Al Shabaab’s Adaptive Model

By Tom Keatinge

Tom Keatinge is Director of the Centre for Financial Crime & Security Studies at The Royal United Services Institute, a London-based defence and security think-tank. He is the author of The Role of Finance in Defeating Al-Shabaab and Identifying Foreign Terrorist Fighters: The Role of Public-Private Partnership, Information Sharing and Financial Intelligence. Prior to joining RUSI he was an investment banker for 20 years at J.P. Morgan.

In mid-October, the UN Monitoring Group on Somalia and Eritrea published its latest report confirming that despite years of effort and the recent territorial gains that AMISOM (the African Union’s mission in Somalia) and the Somali government have made against al-Shabaab, the group continues to garner the finances it needs to remain militarily active and function as a quasi-government in the areas of Somalia that it controls.
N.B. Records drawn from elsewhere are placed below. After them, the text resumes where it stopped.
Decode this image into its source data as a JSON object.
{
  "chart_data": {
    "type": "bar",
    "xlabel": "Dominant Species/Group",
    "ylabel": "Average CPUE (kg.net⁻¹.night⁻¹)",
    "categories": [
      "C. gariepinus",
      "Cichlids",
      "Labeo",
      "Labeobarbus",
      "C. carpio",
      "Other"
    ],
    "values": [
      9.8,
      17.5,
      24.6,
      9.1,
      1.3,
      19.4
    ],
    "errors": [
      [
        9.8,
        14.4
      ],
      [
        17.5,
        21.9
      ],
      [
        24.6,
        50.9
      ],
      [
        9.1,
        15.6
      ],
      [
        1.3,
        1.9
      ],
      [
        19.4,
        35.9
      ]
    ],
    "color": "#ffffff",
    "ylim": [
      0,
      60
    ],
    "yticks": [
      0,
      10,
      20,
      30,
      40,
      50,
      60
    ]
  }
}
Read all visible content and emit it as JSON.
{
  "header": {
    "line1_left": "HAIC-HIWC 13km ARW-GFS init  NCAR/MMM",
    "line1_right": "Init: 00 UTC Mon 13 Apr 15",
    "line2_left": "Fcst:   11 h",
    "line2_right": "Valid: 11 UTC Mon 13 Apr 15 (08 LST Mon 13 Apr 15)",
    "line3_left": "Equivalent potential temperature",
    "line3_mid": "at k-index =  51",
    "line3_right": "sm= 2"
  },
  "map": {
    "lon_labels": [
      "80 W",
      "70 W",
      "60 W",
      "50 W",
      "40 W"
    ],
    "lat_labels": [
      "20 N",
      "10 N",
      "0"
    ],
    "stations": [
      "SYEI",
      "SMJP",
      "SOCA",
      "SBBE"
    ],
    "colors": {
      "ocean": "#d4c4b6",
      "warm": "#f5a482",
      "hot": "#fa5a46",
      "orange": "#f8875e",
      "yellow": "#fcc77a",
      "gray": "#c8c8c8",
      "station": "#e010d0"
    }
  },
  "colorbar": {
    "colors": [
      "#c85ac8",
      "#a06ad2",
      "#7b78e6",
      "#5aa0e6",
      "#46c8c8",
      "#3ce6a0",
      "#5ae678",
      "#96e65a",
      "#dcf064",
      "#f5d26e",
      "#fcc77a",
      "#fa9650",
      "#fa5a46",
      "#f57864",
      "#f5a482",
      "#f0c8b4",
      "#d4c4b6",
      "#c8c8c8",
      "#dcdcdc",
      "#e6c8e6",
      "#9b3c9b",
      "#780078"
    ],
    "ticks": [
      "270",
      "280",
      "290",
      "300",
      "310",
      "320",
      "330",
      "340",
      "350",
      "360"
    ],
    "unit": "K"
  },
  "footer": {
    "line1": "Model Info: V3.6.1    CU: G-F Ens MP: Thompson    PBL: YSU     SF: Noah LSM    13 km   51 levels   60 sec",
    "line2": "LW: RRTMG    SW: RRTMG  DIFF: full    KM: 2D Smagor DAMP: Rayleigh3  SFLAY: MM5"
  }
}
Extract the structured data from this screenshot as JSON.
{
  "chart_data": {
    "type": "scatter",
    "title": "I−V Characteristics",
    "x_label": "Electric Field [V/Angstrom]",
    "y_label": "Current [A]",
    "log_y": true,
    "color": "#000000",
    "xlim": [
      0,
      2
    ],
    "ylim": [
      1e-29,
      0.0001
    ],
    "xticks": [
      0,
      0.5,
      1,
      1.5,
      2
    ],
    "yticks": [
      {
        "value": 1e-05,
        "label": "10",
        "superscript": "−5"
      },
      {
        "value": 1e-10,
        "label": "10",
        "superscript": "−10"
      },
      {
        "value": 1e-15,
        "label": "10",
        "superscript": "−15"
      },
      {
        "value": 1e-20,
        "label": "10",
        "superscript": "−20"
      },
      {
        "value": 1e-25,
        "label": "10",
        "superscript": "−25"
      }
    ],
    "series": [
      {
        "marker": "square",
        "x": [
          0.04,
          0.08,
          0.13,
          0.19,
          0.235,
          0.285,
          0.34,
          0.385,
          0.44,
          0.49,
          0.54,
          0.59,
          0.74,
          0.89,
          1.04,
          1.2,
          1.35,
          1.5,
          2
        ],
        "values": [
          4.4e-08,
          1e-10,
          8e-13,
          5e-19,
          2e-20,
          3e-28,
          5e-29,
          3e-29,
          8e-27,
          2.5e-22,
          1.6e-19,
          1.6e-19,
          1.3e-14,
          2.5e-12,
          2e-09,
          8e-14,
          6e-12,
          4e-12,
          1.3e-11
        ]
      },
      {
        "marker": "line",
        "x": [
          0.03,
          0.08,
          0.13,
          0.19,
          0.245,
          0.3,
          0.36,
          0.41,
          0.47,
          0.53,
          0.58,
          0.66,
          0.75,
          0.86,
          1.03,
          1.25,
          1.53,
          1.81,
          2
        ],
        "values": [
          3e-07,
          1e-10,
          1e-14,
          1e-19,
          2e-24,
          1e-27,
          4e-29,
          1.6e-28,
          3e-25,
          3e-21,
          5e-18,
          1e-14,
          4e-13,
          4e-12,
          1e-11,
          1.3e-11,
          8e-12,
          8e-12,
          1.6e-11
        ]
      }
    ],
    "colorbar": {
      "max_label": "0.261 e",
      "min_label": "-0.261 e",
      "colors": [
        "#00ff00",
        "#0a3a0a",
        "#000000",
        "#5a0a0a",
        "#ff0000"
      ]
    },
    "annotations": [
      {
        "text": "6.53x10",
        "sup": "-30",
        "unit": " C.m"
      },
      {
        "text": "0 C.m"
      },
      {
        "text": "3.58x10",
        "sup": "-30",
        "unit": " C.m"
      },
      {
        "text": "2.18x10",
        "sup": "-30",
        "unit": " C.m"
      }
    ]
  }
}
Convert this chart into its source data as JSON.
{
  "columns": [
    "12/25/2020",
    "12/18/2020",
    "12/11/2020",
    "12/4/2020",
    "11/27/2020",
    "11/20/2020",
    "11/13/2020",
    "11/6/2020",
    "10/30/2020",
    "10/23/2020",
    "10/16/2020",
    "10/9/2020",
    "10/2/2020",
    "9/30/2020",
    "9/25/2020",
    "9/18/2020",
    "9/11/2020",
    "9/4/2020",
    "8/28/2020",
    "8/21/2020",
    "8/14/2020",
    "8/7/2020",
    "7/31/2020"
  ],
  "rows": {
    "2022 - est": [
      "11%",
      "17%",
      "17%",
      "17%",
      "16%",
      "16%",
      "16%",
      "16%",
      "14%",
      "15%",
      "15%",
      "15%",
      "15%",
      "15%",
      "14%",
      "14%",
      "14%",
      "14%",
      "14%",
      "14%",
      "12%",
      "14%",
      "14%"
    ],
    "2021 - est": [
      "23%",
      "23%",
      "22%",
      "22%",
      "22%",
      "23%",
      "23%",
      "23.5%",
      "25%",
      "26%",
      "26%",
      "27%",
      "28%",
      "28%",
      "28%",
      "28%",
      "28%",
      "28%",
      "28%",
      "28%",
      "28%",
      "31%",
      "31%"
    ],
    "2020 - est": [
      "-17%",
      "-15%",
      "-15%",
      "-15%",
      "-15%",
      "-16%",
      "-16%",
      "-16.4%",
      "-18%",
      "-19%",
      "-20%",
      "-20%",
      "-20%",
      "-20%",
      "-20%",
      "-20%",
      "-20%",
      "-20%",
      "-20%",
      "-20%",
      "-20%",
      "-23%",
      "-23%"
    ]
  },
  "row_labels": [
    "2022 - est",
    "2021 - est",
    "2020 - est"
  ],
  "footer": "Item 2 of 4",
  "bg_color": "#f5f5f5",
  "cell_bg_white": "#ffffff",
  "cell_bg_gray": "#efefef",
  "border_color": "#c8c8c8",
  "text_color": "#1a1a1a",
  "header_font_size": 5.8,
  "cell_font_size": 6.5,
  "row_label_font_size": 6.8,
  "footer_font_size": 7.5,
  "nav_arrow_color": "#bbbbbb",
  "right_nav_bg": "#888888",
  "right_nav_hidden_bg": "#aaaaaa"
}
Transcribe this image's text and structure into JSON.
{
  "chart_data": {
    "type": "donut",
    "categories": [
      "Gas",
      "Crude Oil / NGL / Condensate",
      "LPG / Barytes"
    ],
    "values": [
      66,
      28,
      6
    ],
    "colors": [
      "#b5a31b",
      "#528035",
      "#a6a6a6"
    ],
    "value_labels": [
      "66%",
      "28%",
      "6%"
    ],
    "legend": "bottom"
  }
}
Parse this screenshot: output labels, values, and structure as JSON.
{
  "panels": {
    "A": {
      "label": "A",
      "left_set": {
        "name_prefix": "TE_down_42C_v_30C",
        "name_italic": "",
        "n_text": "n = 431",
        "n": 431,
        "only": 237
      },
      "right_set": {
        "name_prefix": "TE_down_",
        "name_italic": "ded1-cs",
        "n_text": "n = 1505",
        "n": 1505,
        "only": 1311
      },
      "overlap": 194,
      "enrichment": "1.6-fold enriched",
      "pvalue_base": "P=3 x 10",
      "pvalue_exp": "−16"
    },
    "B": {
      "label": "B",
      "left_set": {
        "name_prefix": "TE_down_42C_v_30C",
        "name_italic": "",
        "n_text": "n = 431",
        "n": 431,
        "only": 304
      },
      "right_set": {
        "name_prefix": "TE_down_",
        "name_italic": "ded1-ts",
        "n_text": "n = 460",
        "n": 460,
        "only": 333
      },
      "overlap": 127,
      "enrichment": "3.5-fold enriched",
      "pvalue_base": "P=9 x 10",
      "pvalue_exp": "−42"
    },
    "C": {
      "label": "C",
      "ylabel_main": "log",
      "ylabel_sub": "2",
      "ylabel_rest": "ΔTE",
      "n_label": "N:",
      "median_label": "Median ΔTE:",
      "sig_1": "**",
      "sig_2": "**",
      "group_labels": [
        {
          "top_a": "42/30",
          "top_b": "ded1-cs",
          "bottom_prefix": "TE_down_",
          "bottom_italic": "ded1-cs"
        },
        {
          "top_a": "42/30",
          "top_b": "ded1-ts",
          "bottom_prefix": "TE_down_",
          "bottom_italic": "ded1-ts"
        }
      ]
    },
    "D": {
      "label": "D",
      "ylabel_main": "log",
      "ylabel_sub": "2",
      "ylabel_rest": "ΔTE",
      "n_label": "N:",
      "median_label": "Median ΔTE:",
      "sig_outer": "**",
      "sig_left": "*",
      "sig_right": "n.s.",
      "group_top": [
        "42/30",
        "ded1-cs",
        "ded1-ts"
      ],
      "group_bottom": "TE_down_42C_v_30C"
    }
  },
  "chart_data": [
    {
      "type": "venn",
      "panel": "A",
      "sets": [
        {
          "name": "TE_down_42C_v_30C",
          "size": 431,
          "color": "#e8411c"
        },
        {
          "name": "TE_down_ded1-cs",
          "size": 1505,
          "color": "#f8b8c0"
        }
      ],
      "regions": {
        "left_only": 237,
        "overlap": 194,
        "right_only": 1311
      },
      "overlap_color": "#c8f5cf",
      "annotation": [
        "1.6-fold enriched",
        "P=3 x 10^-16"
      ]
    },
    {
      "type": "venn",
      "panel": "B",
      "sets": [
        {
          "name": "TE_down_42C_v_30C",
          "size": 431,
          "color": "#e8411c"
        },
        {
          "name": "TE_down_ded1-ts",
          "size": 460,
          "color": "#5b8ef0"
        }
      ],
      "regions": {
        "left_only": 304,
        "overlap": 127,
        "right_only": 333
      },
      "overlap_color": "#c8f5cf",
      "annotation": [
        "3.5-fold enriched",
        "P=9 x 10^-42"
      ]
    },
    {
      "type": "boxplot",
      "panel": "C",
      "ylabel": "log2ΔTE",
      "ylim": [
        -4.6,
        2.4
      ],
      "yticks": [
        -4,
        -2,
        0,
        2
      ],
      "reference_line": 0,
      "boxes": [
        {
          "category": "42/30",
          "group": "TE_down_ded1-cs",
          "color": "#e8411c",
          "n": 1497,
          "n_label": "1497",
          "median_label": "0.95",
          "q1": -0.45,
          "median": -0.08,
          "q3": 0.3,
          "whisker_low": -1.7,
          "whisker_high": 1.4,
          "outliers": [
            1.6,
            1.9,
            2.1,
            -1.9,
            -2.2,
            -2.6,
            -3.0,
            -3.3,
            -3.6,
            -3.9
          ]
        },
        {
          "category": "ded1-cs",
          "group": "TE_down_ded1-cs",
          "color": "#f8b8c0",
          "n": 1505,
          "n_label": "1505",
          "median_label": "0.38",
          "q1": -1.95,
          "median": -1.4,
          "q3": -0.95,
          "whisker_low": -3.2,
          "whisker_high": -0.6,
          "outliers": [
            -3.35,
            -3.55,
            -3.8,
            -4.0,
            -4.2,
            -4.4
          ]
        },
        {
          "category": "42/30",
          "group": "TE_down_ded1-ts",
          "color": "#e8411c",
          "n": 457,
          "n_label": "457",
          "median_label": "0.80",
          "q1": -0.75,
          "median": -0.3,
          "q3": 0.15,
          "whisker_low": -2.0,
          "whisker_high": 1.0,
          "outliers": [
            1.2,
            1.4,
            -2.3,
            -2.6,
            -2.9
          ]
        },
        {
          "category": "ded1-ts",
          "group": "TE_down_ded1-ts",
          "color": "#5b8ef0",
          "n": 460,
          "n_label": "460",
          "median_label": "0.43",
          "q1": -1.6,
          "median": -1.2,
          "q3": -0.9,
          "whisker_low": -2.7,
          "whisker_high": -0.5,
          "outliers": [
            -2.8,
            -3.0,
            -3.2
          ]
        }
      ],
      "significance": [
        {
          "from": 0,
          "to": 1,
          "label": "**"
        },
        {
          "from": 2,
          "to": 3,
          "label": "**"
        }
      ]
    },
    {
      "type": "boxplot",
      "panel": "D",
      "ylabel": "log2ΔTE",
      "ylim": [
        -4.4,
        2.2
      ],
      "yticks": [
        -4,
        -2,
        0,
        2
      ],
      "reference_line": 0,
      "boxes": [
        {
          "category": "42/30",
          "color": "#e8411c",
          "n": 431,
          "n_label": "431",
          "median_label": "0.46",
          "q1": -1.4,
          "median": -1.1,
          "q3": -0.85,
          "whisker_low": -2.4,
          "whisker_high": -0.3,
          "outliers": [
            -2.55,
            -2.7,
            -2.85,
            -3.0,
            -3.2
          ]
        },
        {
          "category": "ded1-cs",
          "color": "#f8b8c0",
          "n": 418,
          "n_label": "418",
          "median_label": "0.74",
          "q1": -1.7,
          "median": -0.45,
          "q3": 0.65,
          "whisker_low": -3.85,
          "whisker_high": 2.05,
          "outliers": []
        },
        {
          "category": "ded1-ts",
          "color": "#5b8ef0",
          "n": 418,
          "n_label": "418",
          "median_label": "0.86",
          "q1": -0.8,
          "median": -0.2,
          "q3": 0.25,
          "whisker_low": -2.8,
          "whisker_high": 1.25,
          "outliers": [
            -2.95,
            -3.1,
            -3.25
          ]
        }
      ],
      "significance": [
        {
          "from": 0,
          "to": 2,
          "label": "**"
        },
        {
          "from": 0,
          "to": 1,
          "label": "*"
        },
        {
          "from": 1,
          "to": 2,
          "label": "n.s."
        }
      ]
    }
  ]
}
Al-Shabaab first came to prominence in 2006 when it led a nationalist struggle against the invading Ethiopian army following the collapse of Somalia’s Islamic Courts Union government. After Ethiopia’s withdrawal from Somalia in 2009, al-Shabaab began to adopt a far more extremist ideology, pledging allegiance to Osama bin Laden and mirroring the language of al-Qaeda. Al-Shabaab began promoting Somalia as a jihad destination where the ‘far enemy’ of the U.S. and regional governments, as well as the ‘near enemy’ in the form of the ‘apostate’ local government, could be battled in the name of Islam. Throughout this time, sustainable finance keyed the survival of al-Shabaab.